- Genre: Drama
- Starring: Brian Rix Joby Blanshard Cyril Luckham John Bennett Peter Sallis Larry Noble Richard Pasco Reginald Jessup Frank Seiman Nigel Stock
- Country of origin: United Kingdom
- Original language: English
- No. of episodes: 138 (123 missing)

Original release
- Network: BBC Television
- Release: 1960 – 1963

= BBC Sunday-Night Play =

British TV drama series (1960–1963)

BBC Sunday-Night Play (Note: Sources vary over the precise name. IMDb uses the name given complete with the hyphen, while lostshows.com has The Sunday Night Play and Radio Times lists it as The Sunday-Night Play. Asa Briggs mentions that The Sunday Play replaced Sunday Night Theatre in 1960.) is the anthology drama series which replaced Sunday Night Theatre in 1960. It was broadcast on what was then BBC Television (now BBC One).

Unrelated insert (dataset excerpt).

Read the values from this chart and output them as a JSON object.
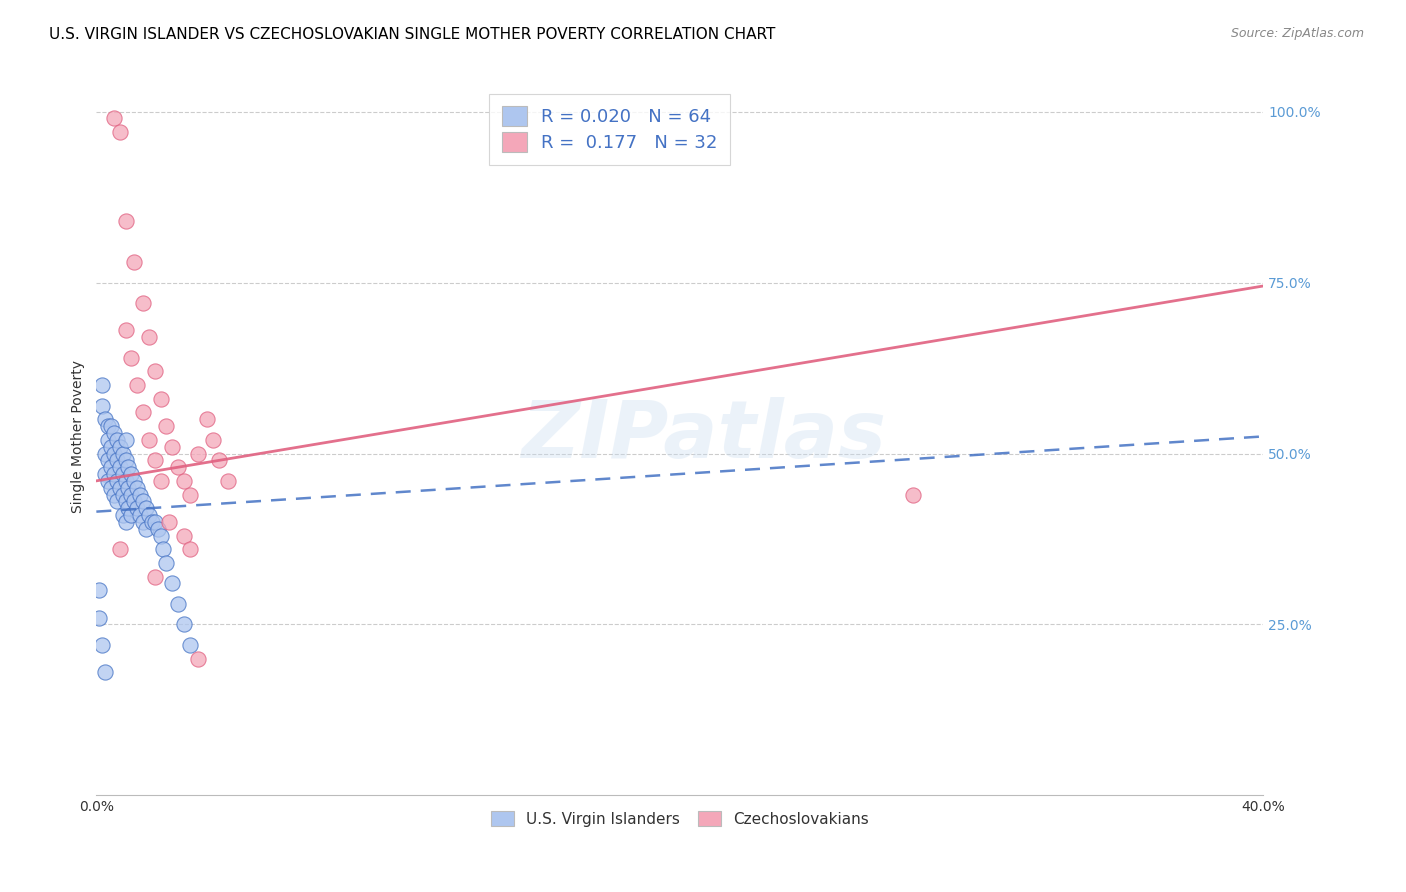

The series often included versions of modern theatrical successes, but original work appeared in the slot too. David Mercer's A Suitable Case for Treatment (1962) was later adapted as the feature film Morgan – A Suitable Case for Treatment (1966), while Madhouse on Castle Street (1963) starred the then little known Bob Dylan.

The series ended in 1963. Out of a run of 138 episodes, only 15 are believed to survive. (Note: See wiping.)

==Episodes==
- 29 April 1962, John Galsworthy's Loyalties, a tale of upper class anti-semitism, with Peter Wyngarde as Ferdinand de Levis, Keith Michell as Dancy, Jennifer Wright as Mabel Dancy, Felix Aylmer as Canynge, David Garth as Graviter, Jack Watling as Winsor, Austin Trevor as Lord St Erth, Oliver Johnston as Twisden, Diana Hope as Lady Adela, and Geoffrey Denys as Treisure.